IRVINE, CA—With such tight industrial vacancy in Orange County, tenants need to discuss their leases far in advance of expiration or they may find themselves out of luck, JLL's senior managing director Louis Tomaselli tells GlobeSt.com exclusively. We spoke with Tomaselli about the market after his firm's recent report about large blocks of industrial space diminishing significantly in Orange County.
GlobeSt.com: To what do you attribute the decrease of large blocks of industrial space in Orange County?
Tomaselli: It's been a continuously changing answer. Back in 2008, when we had the economic challenges, we had a number of tenants who consolidated and had some business failures, adding space to the market. The first wave of occupancy came from tenants that were in the market and still had a business that was viable. They took advantage of the aggressive rates landlords were offering tenants. Then, during the recovery in 2010, tenants started to take advantage of the low rates and began leasing space for the long term at market-low rents, which started the occupancy drive. Then came the bifurcation of class-A space and class-B space. Lease rates grew quicker for class-A space, and yet there were still a lot of opportunities in class-B, and you could get more aggressive rates in class-B. More recently, there has been a lot of new construction in class-A space—eight to 10 new buildings, and almost all of them are in escrow or are leased or will be leased because they are new and 30-ft. clear, and tenants are willing to pay more for that space. We're also seeing tenants who don't need that space and are willing to take B space, but we're way below where we were before on alternatives. The continuing strong economy, combined with the lack of ability to build in infill markets and a tenant base that's not moving has led to the low availability of large blocks of industrial space.
GlobeSt.com: How is the industry responding to this lack of space availability?
Tomaselli: The national tenants recognize this because they see this across the country, so they're addressing their occupancy needs much earlier in the cycle. If they have a lease that's 24 months out, they're talking to their landlord now about renewing so they can control the space. Local tenants who hadn't addressed their occupancy needs that early will be forced to because they could lose their space if they over-negotiate their position. Landlords are happy to let them move and get a better-grade tenant in the space. This is an opportunity for landlords to get very aggressive and try to win back what they gave back in 2009-2010. Every side gets what they can at the time, and now it's the landlords' time. Tenants that haven't talked to their landlord or haven't really studied the market since '08-'10 are in for a big surprise. In a below-3% vacancy market, they will have to pay fair market rents today because the alternatives are very limited.
There are very low vacancies and market-high rents in the Inland Empire, but not every tenant can afford to move to the Inland Empire. There are drayage costs and lost employment to consider. If I were a tenant, I'd better be talking to my landlord early and renewing—it's important for them to do this. If they're looking for space, they will be looking at buildings that are coming up in a year or two and talking to landlords before the space is even on the market. You really have to be ahead of the game. What matters is having the data and transparency that will allow tenants to make a smart decision.”

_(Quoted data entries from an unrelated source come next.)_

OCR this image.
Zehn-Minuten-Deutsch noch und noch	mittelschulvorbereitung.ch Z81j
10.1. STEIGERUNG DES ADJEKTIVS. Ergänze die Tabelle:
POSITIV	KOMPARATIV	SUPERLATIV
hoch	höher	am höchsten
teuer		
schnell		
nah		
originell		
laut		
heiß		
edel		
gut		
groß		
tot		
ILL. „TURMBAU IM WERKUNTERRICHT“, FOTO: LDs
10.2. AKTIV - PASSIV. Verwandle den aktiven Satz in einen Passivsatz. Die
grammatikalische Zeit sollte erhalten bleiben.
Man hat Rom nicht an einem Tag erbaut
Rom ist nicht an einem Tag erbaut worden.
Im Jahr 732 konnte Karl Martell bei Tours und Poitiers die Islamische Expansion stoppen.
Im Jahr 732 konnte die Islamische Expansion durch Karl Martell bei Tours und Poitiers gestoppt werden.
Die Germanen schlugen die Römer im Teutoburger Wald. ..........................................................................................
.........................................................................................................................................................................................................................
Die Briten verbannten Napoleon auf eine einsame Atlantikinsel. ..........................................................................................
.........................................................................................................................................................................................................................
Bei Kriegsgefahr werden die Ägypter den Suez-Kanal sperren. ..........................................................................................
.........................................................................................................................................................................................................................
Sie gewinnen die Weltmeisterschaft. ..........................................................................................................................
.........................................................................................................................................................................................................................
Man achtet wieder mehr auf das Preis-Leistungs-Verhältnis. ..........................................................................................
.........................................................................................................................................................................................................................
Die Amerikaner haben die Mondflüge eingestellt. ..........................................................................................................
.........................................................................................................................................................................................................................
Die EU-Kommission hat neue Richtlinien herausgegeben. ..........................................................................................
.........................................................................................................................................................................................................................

GlobeSt.com: Do you expect to see a large ramp-up in construction for this type of space, or do you expect users to look elsewhere for it?
Tomaselli: There's more space opening up in the Inland Empire East, but space decisions are based on where you need to be for reasons other than size. If they need skilled workers or a higher lifestyle, tenants will pay to be here; if not, they will look at older markets in L.A. or in the Inland Empire, but they will have to drive farther. Logistics firms will likely go out there for the pieces that can be dragged out there, but if you're pulling things in from the port and servicing Southern California or Orange County specifically, you don't want to drag everything out to the IE East just to drag it back to save 20 cents. It's a metrical and mathematical equation, and you have to crunch the numbers and figure out what makes sense. There's often bifurcation between uses—some choose to house assembly here and then take 100,000 square feet of warehouse that could be growing to 200,000 square feet, look outside of Orange County and figure out where they can put it, such as Denver or Phoenix.
GlobeSt.com: What does availability for smaller space look like in Orange County?
Tomaselli: It's the same story all the way down. It's another example of what rates and prices have done. This is an entrepreneurial market. Everybody wanted to buy their own buildings, and prices went for $100 per square foot to $125 per square foot for small industrial to more than $250 per square foot, and some over $500 per square foot. Then, in 2008, it came back down, but now it's all the way back up again for industrial. We're within 20% of the peaks of '07 and '08. But nobody's building those buildings now like they were back then, creating more pressure on pricing. Maybe we will see infill being developed in to small buildings, which we haven't seen yet. That's the last part of the cycle we haven't yet seen. There's fear in that market because people aren't refinancing their houses to buy small industrial buildings anymore. And if a developer is going to pay a premium for land, they're going to put a big distribution center on it—it's better for the developer than building small buildings. That sector is very dynamic, and a lot of institutional money wants to be there.